Maura has taught college information literacy and has a master's degree in library and information science.

Learn how the use of one point perspective adds depth and realism to drawings, and discover how artists from Leonardo Da Vinci to Vincent Van Gogh used it to create their masterpieces. Then test yourself with a short quiz.

What Is Perspective in Art?

You grab a pencil and begin sketching a stretch of railroad tracks. When you finish, you feel as if you could step into your drawing and walk down the tracks until you disappear. That's because your drawing has a great sense of perspective.

Sketch of Railroad Tracks

Artists use perspective to create convincing representations of our three-dimensional world on the two-dimensional surfaces of their drawings. When perspective is used effectively, objects in a drawing appear to recede into the distance, and they seem to exist in three-dimensional space. Perspective is one of the foundations of realism in art.

One of the most important innovations in the history of drawing was the development of linear perspective. Linear perspective is based on a series of guidelines and points that help artists create a realistic sense of depth in their drawings. There are several types of linear perspective including one point perspective, two-point perspective, and three point perspective. In this lesson, we will focus on one point perspective.

What Is One Point Perspective?

One point perspective is based on the concept that the lines and shapes in a drawing can be located in reference to a single line, called the horizon line, and a single point, called the vanishing point.

Image of Vanishing Point

The line is called the horizon line because it often is placed where the actual horizon is located in the drawing. It is also is called the eye level line because it represents the viewer's eye level in relationship to the drawing. The vanishing point is the point on the horizon line where lines in the drawing that are actually parallel in real life, such as the two rails of a railroad track, appear to merge when crossing the horizon line. Using the horizon line and vanishing point as references, artists can create convincing drawings of everything from simple cubes to complex architectural renderings.

One Point Perspective in Practice

Let's take a look at how one point perspective can be used to create a sense of depth in a drawing. Imagine you want to draw two cubes. Begin by drawing the horizon line. Place the vanishing point in the center of the horizon line.

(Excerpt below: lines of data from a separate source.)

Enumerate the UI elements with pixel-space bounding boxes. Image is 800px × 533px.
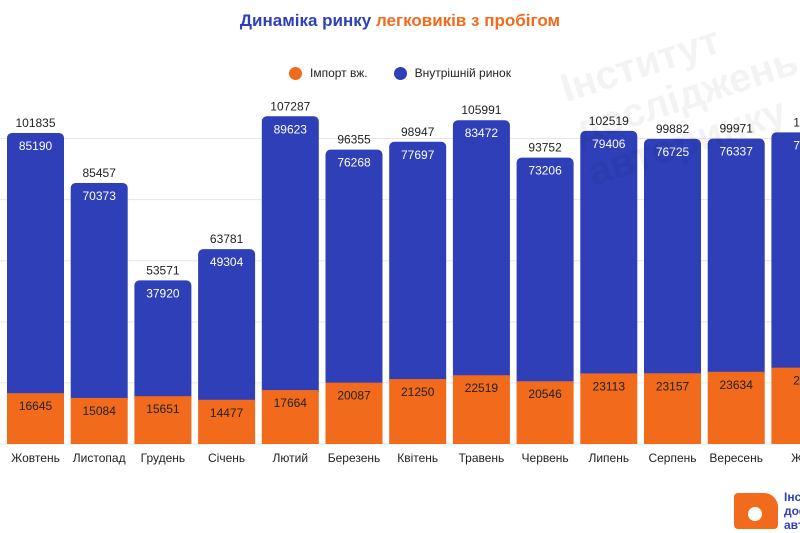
legend-swatch-import (289, 66, 303, 80)
total-label-7: 105991 (461, 103, 501, 117)
bar-domestic-0 (7, 132, 64, 400)
bar-import-4 (261, 390, 319, 444)
import-label-7: 22519 (465, 381, 499, 395)
legend-label-import: Імпорт вж. (310, 66, 368, 80)
total-label-6: 98947 (401, 125, 435, 139)
bar-import-12 (771, 367, 800, 444)
total-label-11: 99971 (720, 122, 754, 136)
domestic-label-6: 77697 (401, 148, 435, 162)
total-label-2: 53571 (146, 263, 180, 277)
import-label-0: 16645 (19, 399, 53, 413)
total-label-10: 99882 (656, 122, 690, 136)
bar-domestic-4 (261, 116, 319, 397)
bar-domestic-5 (325, 149, 383, 389)
x-tick-label-5: Березень (328, 451, 381, 465)
title-part-2: легковиків з пробігом (375, 11, 561, 30)
total-label-3: 63781 (210, 232, 244, 246)
bar-domestic-12 (771, 132, 800, 374)
import-label-10: 23157 (656, 379, 690, 393)
bar-import-6 (389, 379, 447, 444)
bar-import-3 (198, 399, 256, 444)
total-label-8: 93752 (528, 141, 562, 155)
bar-import-5 (325, 382, 383, 444)
x-tick-label-0: Жовтень (11, 451, 60, 465)
bar-domestic-9 (580, 130, 638, 380)
bar-import-1 (70, 397, 128, 444)
bar-import-10 (644, 373, 701, 444)
total-label-1: 85457 (83, 166, 117, 180)
x-tick-label-9: Липень (588, 451, 629, 465)
total-label-0: 101835 (15, 116, 55, 130)
import-label-6: 21250 (401, 385, 435, 399)
bar-domestic-1 (70, 182, 128, 404)
domestic-label-5: 76268 (337, 156, 371, 170)
total-label-9: 102519 (589, 114, 629, 128)
bar-domestic-8 (516, 157, 574, 388)
bar-import-8 (516, 381, 574, 444)
legend-swatch-domestic (393, 66, 407, 80)
bar-import-2 (134, 396, 192, 444)
bar-import-11 (707, 371, 765, 444)
x-tick-label-3: Січень (208, 451, 245, 465)
x-tick-label-12: Жо (791, 451, 800, 465)
bar-domestic-11 (707, 138, 765, 378)
x-tick-label-2: Грудень (141, 451, 186, 465)
bar-domestic-7 (452, 120, 510, 382)
title-part-1: Динаміка ринку (239, 11, 376, 30)
legend-label-domestic: Внутрішній ринок (414, 66, 511, 80)
import-label-1: 15084 (83, 404, 117, 418)
x-tick-label-1: Листопад (73, 451, 126, 465)
domestic-label-8: 73206 (528, 164, 562, 178)
import-label-8: 20546 (528, 387, 562, 401)
x-tick-label-11: Вересень (709, 451, 763, 465)
bar-import-0 (7, 393, 64, 444)
domestic-label-9: 79406 (592, 137, 626, 151)
domestic-label-1: 70373 (83, 189, 117, 203)
x-tick-label-8: Червень (522, 451, 569, 465)
bar-domestic-2 (134, 280, 192, 403)
import-label-2: 15651 (146, 402, 180, 416)
import-label-11: 23634 (720, 378, 754, 392)
import-label-3: 14477 (210, 406, 244, 420)
domestic-label-10: 76725 (656, 145, 690, 159)
domestic-label-7: 83472 (465, 126, 499, 140)
import-label-4: 17664 (274, 396, 308, 410)
domestic-label-2: 37920 (146, 286, 180, 300)
bar-import-7 (452, 375, 510, 444)
chart-title: Динаміка ринку легковиків з пробігом (0, 11, 800, 31)
import-label-12: 25 (793, 374, 800, 388)
x-tick-label-10: Серпень (648, 451, 696, 465)
bar-domestic-6 (389, 141, 447, 386)
legend-item-domestic: Внутрішній ринок (393, 66, 511, 80)
logo-text: Інс дос авт (784, 490, 800, 532)
logo-icon (734, 493, 778, 529)
total-label-4: 107287 (270, 99, 310, 113)
legend-item-import: Імпорт вж. (289, 66, 368, 80)
brand-logo: Інс дос авт (734, 488, 800, 533)
import-label-9: 23113 (593, 379, 626, 393)
domestic-label-11: 76337 (720, 145, 754, 159)
total-label-5: 96355 (337, 133, 371, 147)
import-label-5: 20087 (337, 389, 371, 403)
domestic-label-4: 89623 (274, 122, 308, 136)
domestic-label-0: 85190 (19, 139, 53, 153)
total-label-12: 10 (793, 115, 800, 129)
domestic-label-3: 49304 (210, 255, 244, 269)
domestic-label-12: 77 (793, 138, 800, 152)
x-tick-label-7: Травень (459, 451, 505, 465)
x-tick-label-6: Квітень (397, 451, 438, 465)
bar-domestic-3 (198, 249, 256, 406)
bar-import-9 (580, 373, 638, 444)
bar-domestic-10 (644, 138, 701, 380)
x-tick-label-4: Лютий (273, 451, 309, 465)
chart-legend: Імпорт вж. Внутрішній ринок (0, 66, 800, 80)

Horizon Line and Vanishing Point

Next, draw the sides of the cubes that face you.

Front Face of Cubes

When using one point perspective, the side of an object that faces you is drawn using its undistorted, actual shape. In this case, the undistorted shape is a square. At this point, you have a simple representation of two cubes, but they're still really just two squares because your drawing has no sense of depth or perspective yet.

To give your drawing a sense of depth, draw the sides of the cubes that do not face you using lines that radiate outward from the vanishing point. These lines are called orthogonal lines.

Complete Cube Drawing

Once you have completed this step, the cubes in your drawing appear to exist in three-dimensional space, thanks to your use of one point perspective.